Each new step yields a freshly constructed frame that is updated by input to
each of the sensory cortices (Freeman, 2004a,b). The
continually expanding knowledge base is expressed in attractor landscapes in
each of the cortices. The global memory store is based in a rich hierarchy of
landscapes of increasingly abstract generalizations (Freeman, 2005). At the
base is the landscape of attractors for the primary categories of sensory
stimuli in each modality, for example, the repertoire of odorant substances
that an animal can seek, identify, and respond to at any one stage of its
lifelong experience. Each attractor is based in a nerve cell assembly of
cortical neurons that have been pair-wise co-activated in Hebbian
association and sculpted by habituation and normalization. Its basin of attraction
is determined by the total subset of receptors that has been accessed during
learning. Convergence in the basin to the attractor gives the process of
abstraction and generalization to the category of the stimulus. This
categorization process holds in all sensory modalities (Freeman, 2006). The
convergence to and holding of a cortical state by an attractor gives a frame of
cortical action that includes the entire primary sensory cortex and lasts about
a tenth of a second. The action-perception cycle includes 3-6 frames repeating
at rates in the theta range (3-7 Hz).
Cortex
is bistable, having a receiving phase during which
the landscape is latent, and a transmitting phase during which the landscape is
brought on line by the sensory receptor input during inhalation. Selection by sensory input of one of the
basins of attraction precipitates spontaneous symmetry breaking (Freeman and Vitiello, 2006) in the form of a phase transition (Kozma et al., 2005) from the receiving phase to the
transmitting phase. Another phase transition returns the bulb to the receiving
phase. These properties are schematized by adapting the phase diagram for
water, which is the static relation between energy and entropy at equilibrium,
to the relation between the rate of increase in order
(negentropy) and power (rate of energy dissipation).

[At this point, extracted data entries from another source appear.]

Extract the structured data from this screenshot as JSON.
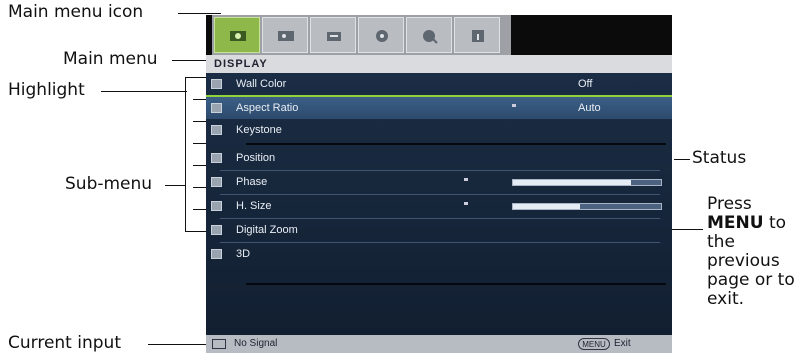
{
  "annotations": {
    "main_menu_icon": "Main menu icon",
    "main_menu": "Main menu",
    "highlight": "Highlight",
    "sub_menu": "Sub-menu",
    "status": "Status",
    "press": "Press",
    "menu_key": "MENU",
    "to": " to",
    "press_rest": [
      "the",
      "previous",
      "page or to",
      "exit."
    ],
    "current_input": "Current input"
  },
  "osd": {
    "tabs": [
      {
        "name": "display-tab",
        "icon": "display-icon",
        "active": true
      },
      {
        "name": "picture-tab",
        "icon": "picture-icon",
        "active": false
      },
      {
        "name": "source-tab",
        "icon": "source-icon",
        "active": false
      },
      {
        "name": "system-setup-basic-tab",
        "icon": "system-setup-icon",
        "active": false
      },
      {
        "name": "system-setup-advanced-tab",
        "icon": "advanced-setup-icon",
        "active": false
      },
      {
        "name": "information-tab",
        "icon": "information-icon",
        "active": false
      }
    ],
    "menu_title": "DISPLAY",
    "items": [
      {
        "label": "Wall Color",
        "value": "Off"
      },
      {
        "label": "Aspect Ratio",
        "value": "Auto"
      },
      {
        "label": "Keystone",
        "value": ""
      },
      {
        "label": "Position",
        "value": ""
      },
      {
        "label": "Phase",
        "value": "",
        "level": 0.8
      },
      {
        "label": "H. Size",
        "value": "",
        "level": 0.45
      },
      {
        "label": "Digital Zoom",
        "value": ""
      },
      {
        "label": "3D",
        "value": ""
      }
    ],
    "status_bar": {
      "input": "No Signal",
      "menu_key": "MENU",
      "exit": "Exit"
    }
  },
  "colors": {
    "active_tab": "#8fb84a",
    "highlight_line": "#8fd23a",
    "osd_bg": "#0f1c2e"
  }
}
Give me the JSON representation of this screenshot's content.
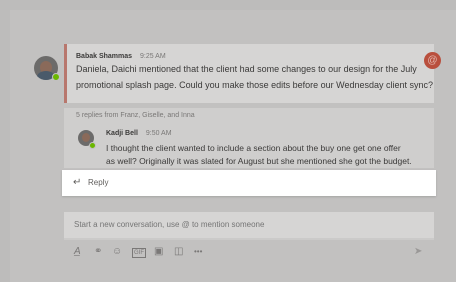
{
  "post": {
    "author": "Babak Shammas",
    "time": "9:25 AM",
    "lines": [
      "Daniela, Daichi mentioned that the client had some changes to our design for the July",
      "promotional splash page. Could you make those edits before our Wednesday client sync?"
    ],
    "mention_symbol": "@"
  },
  "replies_summary": "5 replies from Franz, Giselle, and Inna",
  "reply": {
    "author": "Kadji Bell",
    "time": "9:50 AM",
    "lines": [
      "I thought the client wanted to include a section about the buy one get one offer",
      "as well? Originally it was slated for August but she mentioned she got the budget."
    ]
  },
  "reply_button": {
    "label": "Reply",
    "icon": "reply-arrow-icon"
  },
  "compose": {
    "placeholder": "Start a new conversation, use @ to mention someone"
  },
  "toolbar": {
    "icons": [
      "format-icon",
      "attach-icon",
      "emoji-icon",
      "gif-icon",
      "sticker-icon",
      "meet-now-icon",
      "more-icon"
    ],
    "more_label": "•••"
  },
  "colors": {
    "accent": "#b8776d",
    "mention": "#b94f3d",
    "presence": "#6bb700"
  }
}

The order parameter is indexed by the inverse of the Euclidean distance between
successive digitizing steps in 64-space (He(t)); small
steps indicate high order. Power is estimated from mean square
The
critical point that governs the cortical system is identified with a non-zero
point attractor, which is maintained by mutual excitation among neurons in very
large numbers. The interaction is modeled by
nonlinear ordinary differential equations. The refractory periods of the
neurons limit the forward gains, providing a soft boundary condition.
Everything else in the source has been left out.